Il Decamerone come documento della peste del 1348

di Guido Tossani

 

Nel 1348 Firenze fu colpita dalla peste. Boccaccio fu testimone diretto dello sconvolgimento della città, investita dalla furia dell’epidemia. L’introduzione del Decamerone, nella quale la peste viene copiosamente descritta nelle sue manifestazioni e nei suoi effetti, è una testimonianza diretta, frutto di un’esperienza personalmente vissuta, anche se priva di ricadute personali perché Boccaccio non fu colpito dalla peste negli affetti familiari. Forse proprio da questa immunità deriva l’impressione che Boccaccio ci comunica con la sua introduzione, ossia che egli non sia stato intimamente toccato dalla peste. Sembra, anzi, che la sua testimonianza abbia un carattere spassionato, oggettivo, tanto più minuziosa, esatta e completa in quanto resa da una posizione di non-coinvolgimento, di estraneità di fatto, di osservazione né appassionata né partecipata e, dunque, sostanzialmente letteraria. Le espressioni di dolore, numerose ed eloquenti, tutte incentrate sulla diffusione del morbo in Firenze e sulla degradazione fisica e morale ad esso conseguente, rimangono sul piano della funzionalità letteraria, nel senso che costituiscono una sorta di polo negativo dal quale trarrà risalto il polo positivo che seguirà nei racconti delle dieci giornate.

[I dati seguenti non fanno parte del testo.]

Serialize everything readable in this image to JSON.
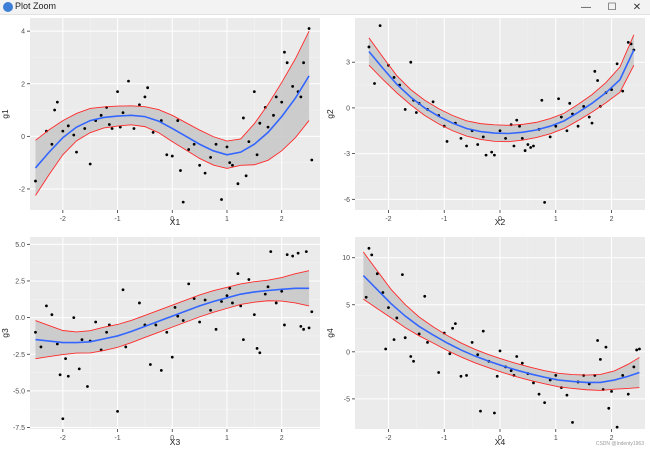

Boccaccio, in qualità di testimone oggettivo, compone un quadro della peste fiorentina del 1348 che assume un valore storico in quanto completo e descrittivamente esaustivo: nessun aspetto del rapporto della città con il morbo incontrollabile viene eluso o omesso.

L’articolo completo è disponibile sul numero 2 (2020) di “Riscontri”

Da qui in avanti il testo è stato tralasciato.